Braun ran outside and confronted a neighbor.


“Call Police Headquarters and get an ambulance” he shouted. “A policeman has been shot!”


The shrill screech of an ambulance siren mingled with the scream 

of police cars as the vehicles drew up to the store.


Detective Sergeant John J. Whalen and his homicide squad cleared a path through curious onlookers for the ambulance crew. Kneeling beside the prostrate blue-coated figure, the ambulance surgeon made a quick examination.


“Shot through the right side of the face,” he murmured to Detectives Walter A. Holz and John J. Fitzgerald. “It looks as though it had pierced his jaw and neck.” The surgeon shook his head doubtfully.


He helped to lift the wounded patrolman on a stretcher and the ambulance sped him to Memorial Hospital .


While Carl Wunderlich fought for his life, the entire might of the police force was whirled into action to hunt down the criminal who had to shoot him before he’d had a chance to draw.


Commissioner Roche ordered all policemen, including day and night shifts, to work a seven-day week and recalled immediately all men on leaves of absence.


He issued a call for volunteers for raiding parties that night. More than 100 patrolmen and detectives, who had already done their normal tour of duty that day responded.

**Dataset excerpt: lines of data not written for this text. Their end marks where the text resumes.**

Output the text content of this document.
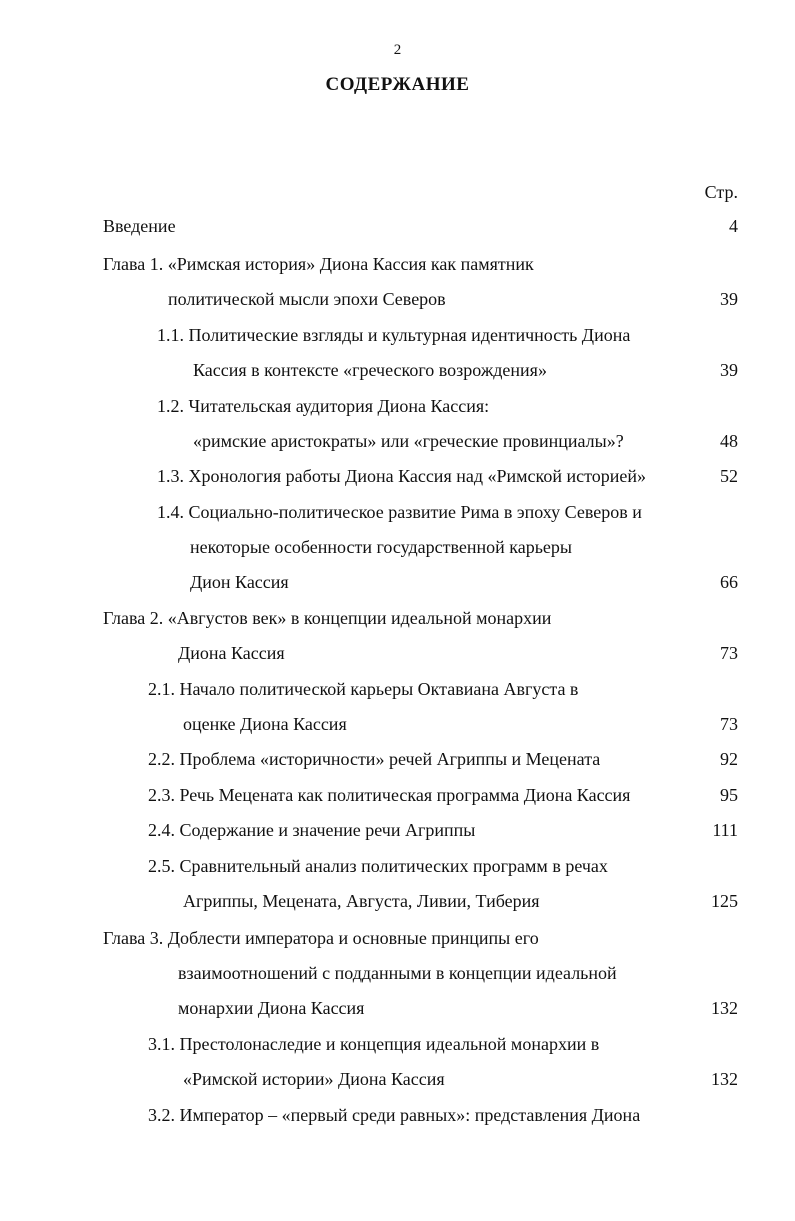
2
СОДЕРЖАНИЕ
Стр.
Введение	4
Глава 1. «Римская история» Диона Кассия как памятник
политической мысли эпохи Северов	39
1.1. Политические взгляды и культурная идентичность Диона
Кассия в контексте «греческого возрождения»	39
1.2. Читательская аудитория Диона Кассия:
«римские аристократы» или «греческие провинциалы»?	48
1.3. Хронология работы Диона Кассия над «Римской историей»	52
1.4. Социально-политическое развитие Рима в эпоху Северов и
некоторые особенности государственной карьеры
Дион Кассия	66
Глава 2. «Августов век» в концепции идеальной монархии
Диона Кассия	73
2.1. Начало политической карьеры Октавиана Августа в
оценке Диона Кассия	73
2.2. Проблема «историчности» речей Агриппы и Мецената	92
2.3. Речь Мецената как политическая программа Диона Кассия	95
2.4. Содержание и значение речи Агриппы	111
2.5. Сравнительный анализ политических программ в речах
Агриппы, Мецената, Августа, Ливии, Тиберия	125
Глава 3. Доблести императора и основные принципы его
взаимоотношений с подданными в концепции идеальной
монархии Диона Кассия	132
3.1. Престолонаследие и концепция идеальной монархии в
«Римской истории» Диона Кассия	132
3.2. Император – «первый среди равных»: представления Диона
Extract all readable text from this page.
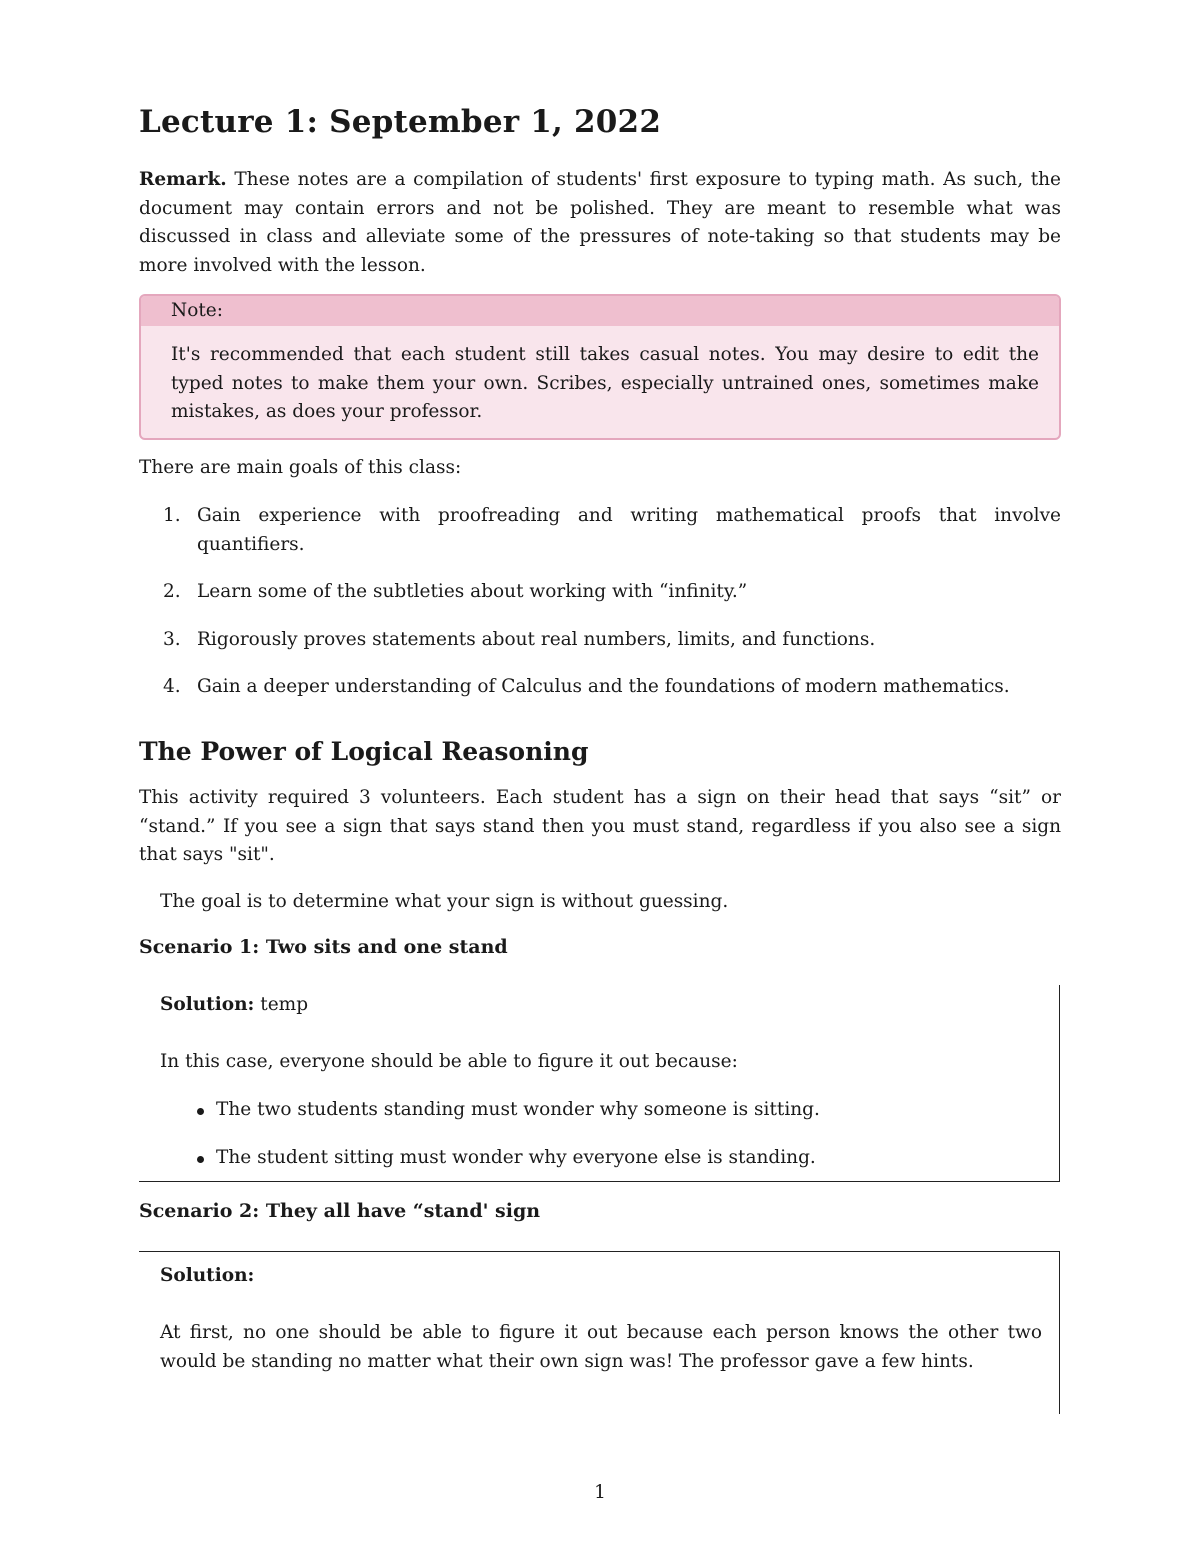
Lecture 1: September 1, 2022

Remark. These notes are a compilation of students' first exposure to typing math. As such, the document may contain errors and not be polished. They are meant to resemble what was discussed in class and alleviate some of the pressures of note-taking so that students may be more involved with the lesson.

Note:
It's recommended that each student still takes casual notes. You may desire to edit the typed notes to make them your own. Scribes, especially untrained ones, sometimes make mistakes, as does your professor.

There are main goals of this class:

1. Gain experience with proofreading and writing mathematical proofs that involve quantifiers.
2. Learn some of the subtleties about working with “infinity.”
3. Rigorously proves statements about real numbers, limits, and functions.
4. Gain a deeper understanding of Calculus and the foundations of modern mathematics.
The Power of Logical Reasoning

This activity required 3 volunteers. Each student has a sign on their head that says “sit” or “stand.” If you see a sign that says stand then you must stand, regardless if you also see a sign that says "sit".

The goal is to determine what your sign is without guessing.

Scenario 1: Two sits and one stand
Solution: temp
In this case, everyone should be able to figure it out because:
The two students standing must wonder why someone is sitting.
The student sitting must wonder why everyone else is standing.
Scenario 2: They all have “stand' sign
Solution:
At first, no one should be able to figure it out because each person knows the other two would be standing no matter what their own sign was! The professor gave a few hints.
1
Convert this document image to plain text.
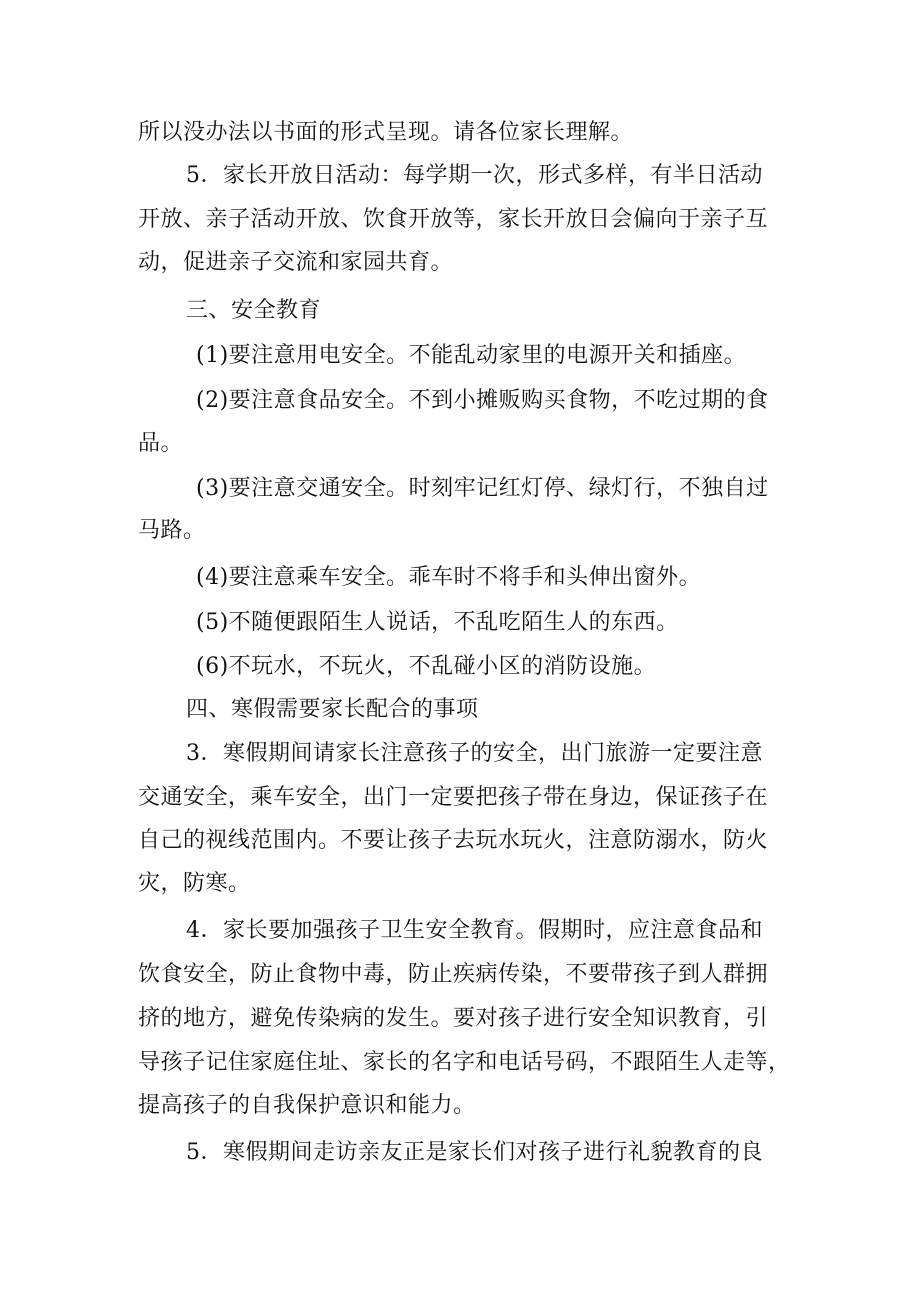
所以没办法以书面的形式呈现。请各位家长理解。
5．家长开放日活动：每学期一次，形式多样，有半日活动
开放、亲子活动开放、饮食开放等，家长开放日会偏向于亲子互
动，促进亲子交流和家园共育。
三、安全教育
(1)要注意用电安全。不能乱动家里的电源开关和插座。
(2)要注意食品安全。不到小摊贩购买食物，不吃过期的食
品。
(3)要注意交通安全。时刻牢记红灯停、绿灯行，不独自过
马路。
(4)要注意乘车安全。乖车时不将手和头伸出窗外。
(5)不随便跟陌生人说话，不乱吃陌生人的东西。
(6)不玩水，不玩火，不乱碰小区的消防设施。
四、寒假需要家长配合的事项
3．寒假期间请家长注意孩子的安全，出门旅游一定要注意
交通安全，乘车安全，出门一定要把孩子带在身边，保证孩子在
自己的视线范围内。不要让孩子去玩水玩火，注意防溺水，防火
灾，防寒。
4．家长要加强孩子卫生安全教育。假期时，应注意食品和
饮食安全，防止食物中毒，防止疾病传染，不要带孩子到人群拥
挤的地方，避免传染病的发生。要对孩子进行安全知识教育，引
导孩子记住家庭住址、家长的名字和电话号码，不跟陌生人走等，
提高孩子的自我保护意识和能力。
5．寒假期间走访亲友正是家长们对孩子进行礼貌教育的良
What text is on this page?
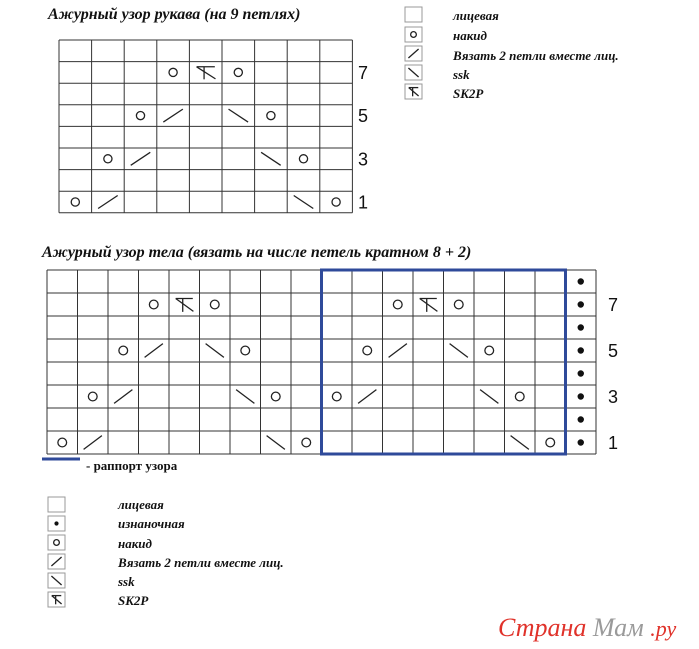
Ажурный узор рукава (на 9 петлях)
Ажурный узор тела (вязать на числе петель кратном 8 + 2)
лицевая
накид
Вязать 2 петли вместе лиц.
ssk
SK2P
- раппорт узора
лицевая
изнаночная
накид
Вязать 2 петли вместе лиц.
ssk
SK2P
Страна Мам .ру
7
5
3
1
7
5
3
1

A detective with the auto squad, I was assigned to a day trick that week, but I joined the raiders.


The Commissioner was very earnest when we assembled at Headquarters for instructions.


“Men”, he said solemnly, “you know that last Saturday night two young bandits killed Adam Lampke in his butcher shop in East North Street when he resisted them. Today the A&P bandit has shot a patrolman-the very symbol of law and order-and this officer will probably die. These shootings must stop.



“The homicide squad has a line on some suspects, but we can’t rest with that. I want you to go out and bring in for investigation every suspicious character you can find. Grab any one with a police record. Be on your guard for any of these men may be a killer. Don’t shoot unless you have to, but if you shoot, don’t miss. All right, get going!


The dragnet that night swept in 400 men. Some of them had been on our “wanted” list for months.


For three days the cells at Headquarters and in the precinct stations bulged with prisoners. Several were booked on serious charges and eventually convicted. But most of them, after questioning and a checkup of their activities, were released or received suspended sentences as leased or received suspended sentences as vagrants. A few meager clues about the A&P bandit proved worthless.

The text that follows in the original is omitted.